As Internet penetration expands, more investors will gain access to advice and investing.
By Dhaval Kapadia and Chintan Mehta
As a country with a high savings rate but a low access to financial advisors, India seems to be a prime market for automated advice, or robo-advisors.
Hovering around 30% of GDP, India’s domestic savings rate has been impressive, especially when compared with other emerging and advanced economies. (The U.S. domestic savings rate was 17.3% of GDP in 2015.) Sixty percent of the country’s savings is household savings (the remaining amount is corporate and public-sector savings), but Indian households put a big portion of their savings in the form of physical savings, such as gold and real estate. What financial savings they have is usually in conservative vehicles such as bank deposits, insurance, and pension funds. A small slice of savings goes into equity shares, debentures, and mutual funds.
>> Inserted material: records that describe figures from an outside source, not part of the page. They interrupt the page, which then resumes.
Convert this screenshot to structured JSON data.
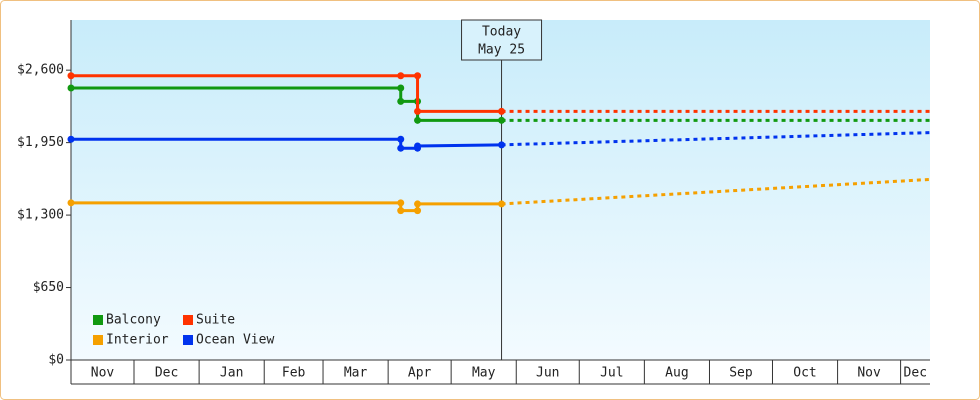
{
  "chart_data": {
    "type": "line",
    "ylim": [
      0,
      3050
    ],
    "yticks": [
      {
        "value": 0,
        "label": "$0"
      },
      {
        "value": 650,
        "label": "$650"
      },
      {
        "value": 1300,
        "label": "$1,300"
      },
      {
        "value": 1950,
        "label": "$1,950"
      },
      {
        "value": 2600,
        "label": "$2,600"
      }
    ],
    "xlim": [
      0,
      409
    ],
    "xticks": [
      {
        "value": 0,
        "label": "Nov"
      },
      {
        "value": 30,
        "label": "Dec"
      },
      {
        "value": 61,
        "label": "Jan"
      },
      {
        "value": 92,
        "label": "Feb"
      },
      {
        "value": 120,
        "label": "Mar"
      },
      {
        "value": 151,
        "label": "Apr"
      },
      {
        "value": 181,
        "label": "May"
      },
      {
        "value": 212,
        "label": "Jun"
      },
      {
        "value": 242,
        "label": "Jul"
      },
      {
        "value": 273,
        "label": "Aug"
      },
      {
        "value": 304,
        "label": "Sep"
      },
      {
        "value": 334,
        "label": "Oct"
      },
      {
        "value": 365,
        "label": "Nov"
      },
      {
        "value": 395,
        "label": "Dec"
      }
    ],
    "today": {
      "x": 205,
      "label": [
        "Today",
        "May 25"
      ]
    },
    "series": [
      {
        "name": "Balcony",
        "color": "#119911",
        "x": [
          0,
          157,
          157,
          165,
          165,
          205,
          409
        ],
        "values": [
          2440,
          2440,
          2320,
          2320,
          2150,
          2150,
          2150
        ]
      },
      {
        "name": "Suite",
        "color": "#ff3300",
        "x": [
          0,
          157,
          165,
          165,
          205,
          409
        ],
        "values": [
          2550,
          2550,
          2550,
          2230,
          2230,
          2230
        ]
      },
      {
        "name": "Interior",
        "color": "#f5a000",
        "x": [
          0,
          157,
          157,
          165,
          165,
          205,
          409
        ],
        "values": [
          1410,
          1410,
          1340,
          1340,
          1400,
          1400,
          1620
        ]
      },
      {
        "name": "Ocean View",
        "color": "#0033ee",
        "x": [
          0,
          157,
          157,
          165,
          165,
          205,
          409
        ],
        "values": [
          1980,
          1980,
          1900,
          1900,
          1920,
          1930,
          2040
        ]
      }
    ]
  }
}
But this savings dynamic is beginning to change, as Indian savers look to invest in more-liquid investments and earn higher rates of return. We see this trend in India’s growing mutual fund industry. The industry’s assets under management have increased five-fold over the past 10 years to more than $230 billion. But as a share of GDP, the industry’s AUM has stayed at around 5%. The percentages of other emerging and advanced economies are in the double-digits, indicating that India’s mutual fund industry has room to grow.
Traditionally in India, mutual funds have been offered through banking channels, nonbank national distributors, and independent financial advisors. The result? Mutual fund assets have been concentrated in the large markets where these financial services are established. Eighty percent of the mutual fund industry’s AUM has come from India’s 15 largest cities. This means the rest of India is lacking access to mutual funds and other financial products.
Enter the potential of robo-advisors, which have the ability to reach these new investors via the web.
At only $30 billion, India’s online retail market is small, just 5% of the country’s total retail industry. But India is experiencing a surge of Internet availability and usage. Internet penetration leaped to 26% of the population in 2015 with more than 315 million users, recently surpassing the United States in number of users and second only to China. The surge is expected to continue for years as the country works to expand Internet availability to all corners of India. As more Indians gain access to the web, digitization will change the conventional way they shop.
We think this move to digital will carry over to the way Indians invest and get financial advice. Distribution of mutual funds via online platforms in India is not new. Players such as ICICI Securities and HDFC Securities have existed for more than five years. But new robos are entering the market every year. Currently, there are more than 40 in India, and the number is growing.